Erie County now has 400 deaths from COVID-19 and last week officials said 55 percent of the county's total death count came from nursing homes.
Legislators from both parties are taking the side of nursing home residents' families, who say the more than 5,000 reported nursing home deaths in New York need to be investigated by someone outside the administration of Gov. Andrew M. Cuomo. This was first reported by The Buffalo News.
Cuomo on April 23 announced a joint investigation with State Attorney General Letitia James, but Assemblyman Richard Gottfried, D-Manhattan, and Sen. Patrick Gallivan, R-Elma, are calling into question why the health department, which is charged with regulating nursing homes, would be allowed to be a part of any probe into the state's response.
"The enforcement of health codes and safety codes by the health department has for decades been seriously understaffed and done with a very lax attitude," said Gottfried.
The department set the controversial March 25 order mandating nursing homes accept coronavirus patients from hospitals, which has been blamed for contributing to the spread of the disease in adult care facilities.
Additionally, the AG must act as the government's lawyer for all state agencies, including the health department, Gottfried noted.
"She is usually, by law, in the position of being the health department’s lawyer, and somebody’s lawyer is not going to do a very good job of investigating themselves," he said.
Gottfried would like to see an independent counsel take on the task, while Gallivan said the Senate’s Health Committee could hold its own nursing home hearings.

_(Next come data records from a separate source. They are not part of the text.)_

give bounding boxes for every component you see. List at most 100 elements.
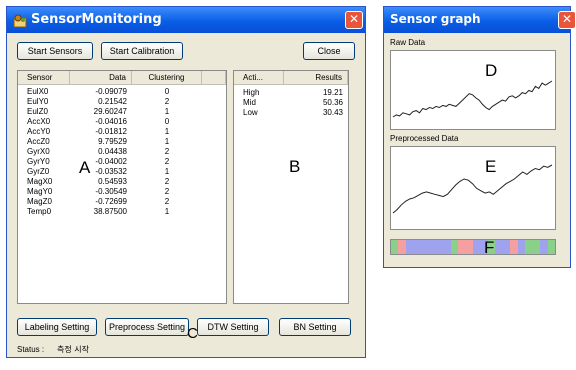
activity-column-header[interactable]: Acti... xyxy=(234,71,284,85)
title-bar[interactable]: SensorMonitoring ✕ xyxy=(7,7,365,33)
start-calibration-button[interactable]: Start Calibration xyxy=(101,42,183,60)
label-segment xyxy=(525,240,533,254)
sensor-value-cell: 29.60247 xyxy=(93,107,127,116)
table-row[interactable]: GyrZ0 -0.03532 1 xyxy=(18,167,226,177)
label-segment xyxy=(391,240,399,254)
clustering-column-header[interactable]: Clustering xyxy=(132,71,202,85)
label-segment xyxy=(502,240,511,254)
labeling-setting-button[interactable]: Labeling Setting xyxy=(17,318,97,336)
annotation-d: D xyxy=(485,61,498,80)
sensor-name-cell: MagX0 xyxy=(27,177,53,186)
sensor-value-cell: -0.30549 xyxy=(95,187,127,196)
bn-setting-button[interactable]: BN Setting xyxy=(279,318,351,336)
start-sensors-button[interactable]: Start Sensors xyxy=(17,42,93,60)
preprocess-setting-button[interactable]: Preprocess Setting xyxy=(105,318,189,336)
sensor-value-cell: 38.87500 xyxy=(93,207,127,216)
sensor-value-cell: 0.21542 xyxy=(98,97,127,106)
label-segment xyxy=(495,240,503,254)
sensor-name-cell: GyrY0 xyxy=(27,157,50,166)
annotation-b: B xyxy=(289,157,301,176)
activity-result-cell: 30.43 xyxy=(322,108,343,117)
sensor-value-cell: 0.04438 xyxy=(98,147,127,156)
table-row[interactable]: Temp0 38.87500 1 xyxy=(18,207,226,217)
sensor-data-list[interactable]: Sensor Data Clustering EulX0 -0.09079 0 Eul… xyxy=(17,70,227,304)
sensor-name-cell: AccZ0 xyxy=(27,137,50,146)
sensor-name-cell: EulY0 xyxy=(27,97,49,106)
sensor-name-cell: GyrX0 xyxy=(27,147,50,156)
label-segment xyxy=(465,240,473,254)
sensor-name-cell: MagZ0 xyxy=(27,197,52,206)
window-title: SensorMonitoring xyxy=(31,12,162,27)
activity-name-cell: High xyxy=(243,88,260,97)
graph-title-bar[interactable]: Sensor graph ✕ xyxy=(384,7,576,33)
dtw-setting-button[interactable]: DTW Setting xyxy=(197,318,269,336)
label-segment xyxy=(405,240,414,254)
label-segment xyxy=(428,240,436,254)
preprocessed-data-graph xyxy=(392,164,553,214)
table-row[interactable]: GyrY0 -0.04002 2 xyxy=(18,157,226,167)
sensor-value-cell: -0.01812 xyxy=(95,127,127,136)
cluster-cell: 2 xyxy=(164,187,170,196)
cluster-cell: 1 xyxy=(164,107,170,116)
sensor-value-cell: -0.72699 xyxy=(95,197,127,206)
activity-name-cell: Mid xyxy=(243,98,256,107)
annotation-e: E xyxy=(485,157,497,176)
sensor-value-cell: 9.79529 xyxy=(98,137,127,146)
table-row[interactable]: MagY0 -0.30549 2 xyxy=(18,187,226,197)
table-row[interactable]: EulY0 0.21542 2 xyxy=(18,97,226,107)
cluster-cell: 2 xyxy=(164,177,170,186)
table-row[interactable]: AccY0 -0.01812 1 xyxy=(18,127,226,137)
cluster-cell: 2 xyxy=(164,147,170,156)
preprocessed-data-label: Preprocessed Data xyxy=(390,134,459,143)
graph-window-title: Sensor graph xyxy=(390,12,481,26)
label-segment xyxy=(450,240,459,254)
sensor-name-cell: MagY0 xyxy=(27,187,53,196)
table-row[interactable]: EulZ0 29.60247 1 xyxy=(18,107,226,117)
sensor-app-icon xyxy=(13,13,27,28)
sensor-value-cell: -0.09079 xyxy=(95,87,127,96)
label-segment xyxy=(458,240,466,254)
graph-close-icon[interactable]: ✕ xyxy=(558,11,576,29)
sensor-name-cell: Temp0 xyxy=(27,207,52,216)
label-segment xyxy=(472,240,481,254)
cluster-cell: 2 xyxy=(164,197,170,206)
activity-label-bar xyxy=(390,239,556,255)
sensor-name-cell: EulZ0 xyxy=(27,107,48,116)
label-segment xyxy=(420,240,429,254)
label-segment xyxy=(398,240,406,254)
cluster-cell: 2 xyxy=(164,97,170,106)
table-row[interactable]: MagZ0 -0.72699 2 xyxy=(18,197,226,207)
table-row[interactable]: Low 30.43 xyxy=(234,108,348,118)
sensor-name-cell: EulX0 xyxy=(27,87,49,96)
table-row[interactable]: Mid 50.36 xyxy=(234,98,348,108)
label-segment xyxy=(517,240,526,254)
activity-results-list[interactable]: Acti... Results High 19.21 Mid 50.36 Low 30.4… xyxy=(233,70,349,304)
preprocessed-data-line xyxy=(392,164,553,214)
cluster-cell: 1 xyxy=(164,137,170,146)
table-row[interactable]: GyrX0 0.04438 2 xyxy=(18,147,226,157)
table-row[interactable]: MagX0 0.54593 2 xyxy=(18,177,226,187)
table-row[interactable]: EulX0 -0.09079 0 xyxy=(18,87,226,97)
sensor-value-cell: -0.04016 xyxy=(95,117,127,126)
label-segment xyxy=(413,240,421,254)
activity-result-cell: 19.21 xyxy=(322,88,343,97)
results-column-header[interactable]: Results xyxy=(284,71,348,85)
table-row[interactable]: High 19.21 xyxy=(234,88,348,98)
data-column-header[interactable]: Data xyxy=(70,71,132,85)
label-segment xyxy=(547,240,555,254)
window-close-icon[interactable]: ✕ xyxy=(345,11,363,29)
label-segment xyxy=(435,240,444,254)
activity-result-cell: 50.36 xyxy=(322,98,343,107)
sensor-monitoring-window: SensorMonitoring ✕ Start Sensors Start C… xyxy=(6,6,366,358)
sensor-column-header[interactable]: Sensor xyxy=(18,71,70,85)
sensor-value-cell: 0.54593 xyxy=(98,177,127,186)
sensor-name-cell: GyrZ0 xyxy=(27,167,50,176)
sensor-name-cell: AccY0 xyxy=(27,127,51,136)
table-row[interactable]: AccZ0 9.79529 1 xyxy=(18,137,226,147)
close-button[interactable]: Close xyxy=(303,42,355,60)
raw-data-plot: D xyxy=(390,50,556,130)
activity-name-cell: Low xyxy=(243,108,258,117)
table-row[interactable]: AccX0 -0.04016 0 xyxy=(18,117,226,127)
cluster-cell: 1 xyxy=(164,207,170,216)
raw-data-graph xyxy=(392,80,553,118)
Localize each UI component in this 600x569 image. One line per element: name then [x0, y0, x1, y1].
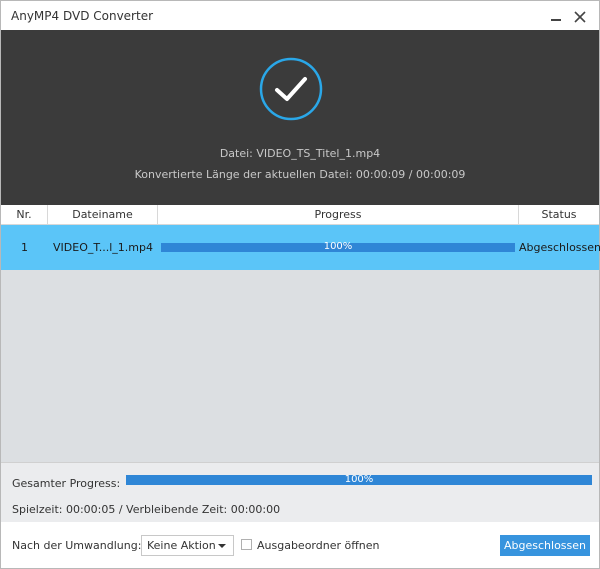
table-header: Nr. Dateiname Progress Status	[1, 205, 599, 225]
time-info-label: Spielzeit: 00:00:05 / Verbleibende Zeit:…	[12, 503, 281, 516]
after-conversion-value: Keine Aktion	[147, 539, 216, 552]
chevron-down-icon	[218, 544, 226, 548]
row-progress-bar: 100%	[161, 241, 515, 252]
footer-bar: Nach der Umwandlung: Keine Aktion Ausgab…	[1, 523, 599, 568]
finished-button[interactable]: Abgeschlossen	[500, 535, 590, 556]
window-title: AnyMP4 DVD Converter	[11, 9, 154, 23]
total-progress-label: Gesamter Progress:	[12, 477, 121, 490]
converter-window: AnyMP4 DVD Converter Datei: VIDEO_TS_Tit…	[0, 0, 600, 569]
after-conversion-label: Nach der Umwandlung:	[12, 539, 142, 552]
table-row[interactable]: 1 VIDEO_T...l_1.mp4 100% Abgeschlossen	[1, 225, 600, 270]
total-progress-text: 100%	[344, 474, 374, 485]
file-list: 1 VIDEO_T...l_1.mp4 100% Abgeschlossen	[1, 225, 600, 462]
open-output-folder-label[interactable]: Ausgabeordner öffnen	[257, 539, 380, 552]
row-status: Abgeschlossen	[519, 241, 600, 254]
title-bar: AnyMP4 DVD Converter	[1, 1, 599, 30]
close-icon[interactable]	[573, 10, 587, 24]
total-progress-panel: Gesamter Progress: 100% Spielzeit: 00:00…	[1, 462, 599, 522]
current-file-label: Datei: VIDEO_TS_Titel_1.mp4	[219, 147, 381, 160]
row-progress-text: 100%	[323, 241, 353, 252]
minimize-icon[interactable]	[549, 10, 563, 22]
converted-length-label: Konvertierte Länge der aktuellen Datei: …	[134, 168, 466, 181]
total-progress-bar: 100%	[126, 474, 592, 485]
conversion-status-panel: Datei: VIDEO_TS_Titel_1.mp4 Konvertierte…	[1, 30, 599, 205]
column-header-filename[interactable]: Dateiname	[48, 205, 158, 225]
column-header-nr[interactable]: Nr.	[1, 205, 48, 225]
row-number: 1	[21, 241, 28, 254]
checkmark-circle-icon	[259, 57, 323, 121]
column-header-status[interactable]: Status	[519, 205, 599, 225]
open-output-folder-checkbox[interactable]	[241, 539, 252, 550]
row-filename: VIDEO_T...l_1.mp4	[53, 241, 153, 254]
column-header-progress[interactable]: Progress	[158, 205, 519, 225]
after-conversion-select[interactable]: Keine Aktion	[141, 535, 234, 556]
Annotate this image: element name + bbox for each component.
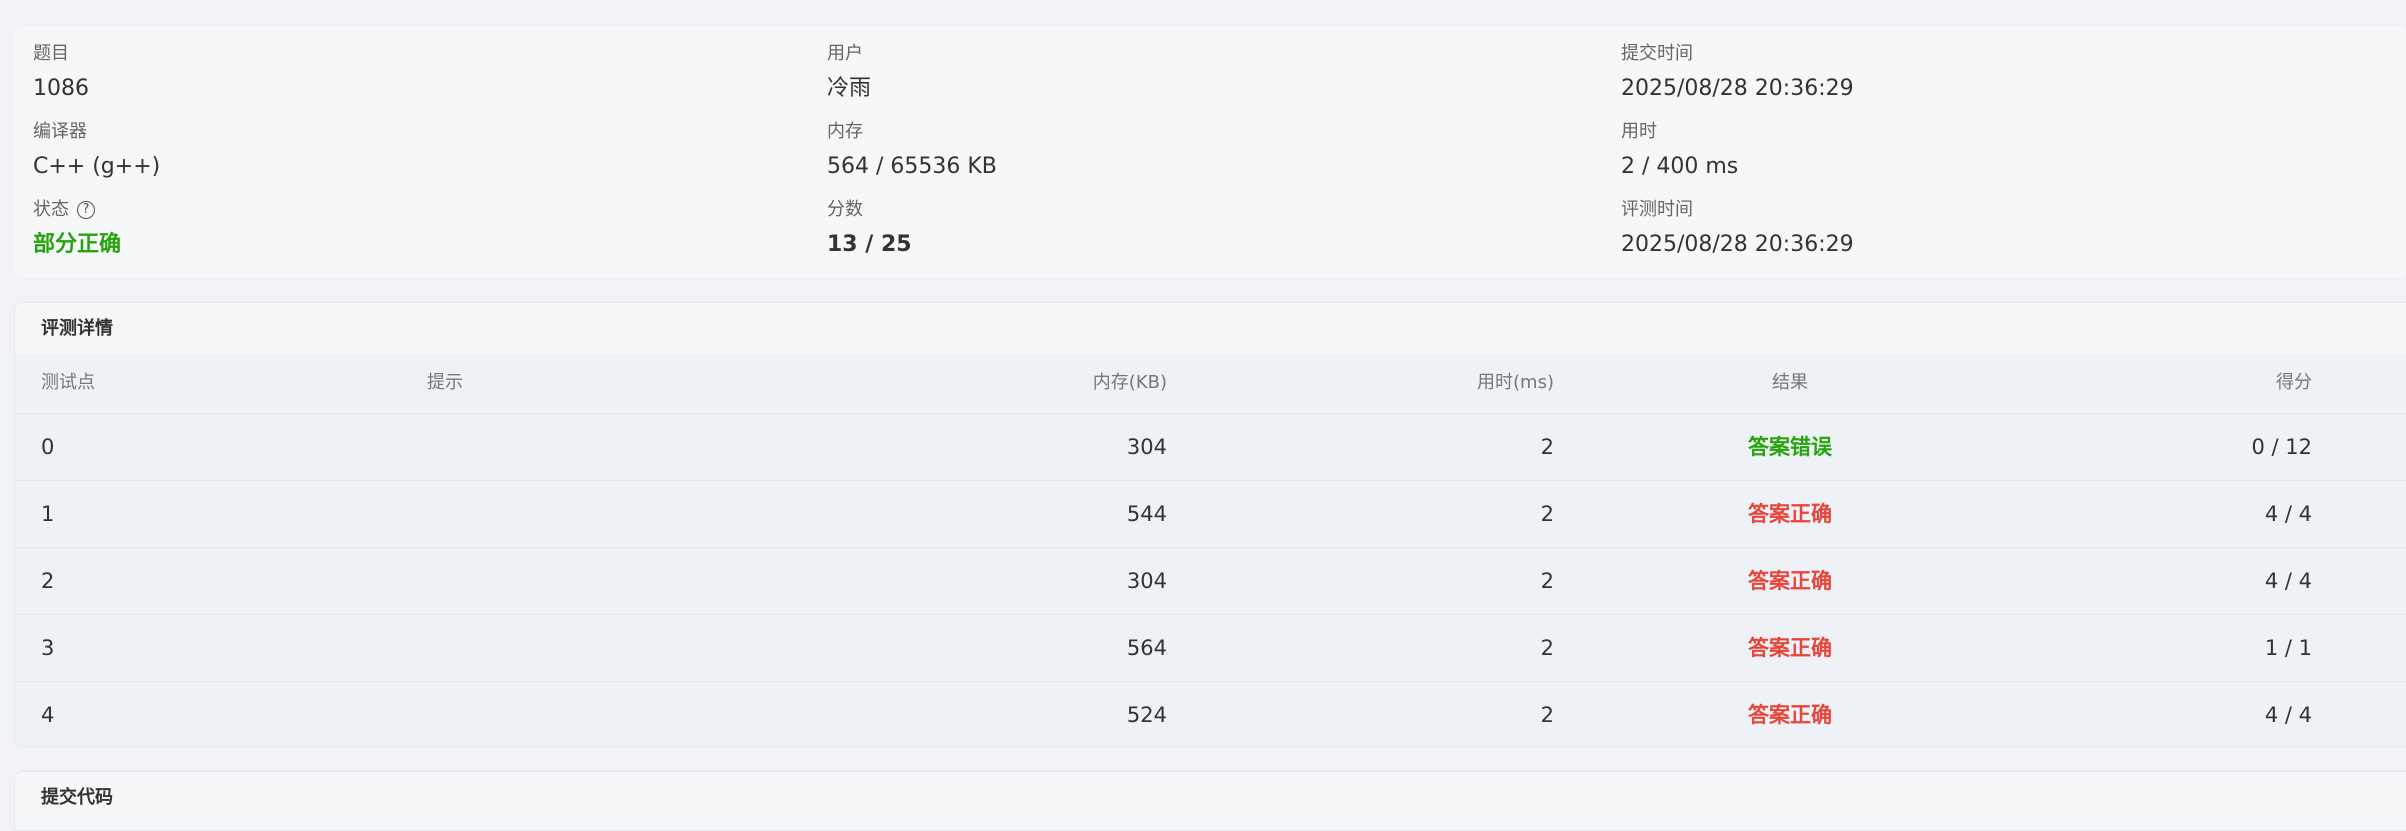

"I don’t think there’s a person in the state who’s not asking, ‘What the heck is going on in our nursing homes?’" Gallivan said.
Neither officials in Gov. Cuomo's office nor a spokesman for the State Attorney General responded to the legislators' remarks.
Gallivan said the reasoning behind that order should be probed, as well as more systemic issues that account for why quality of care in New York nursing homes regularly rank near the bottom of national surveys.
“It’s probably likely that the Legislature should have been looking into nursing homes long before this,” he said. “But clearly they need to be looked at: the operation of the nursing homes themselves and the state’s oversight of it.”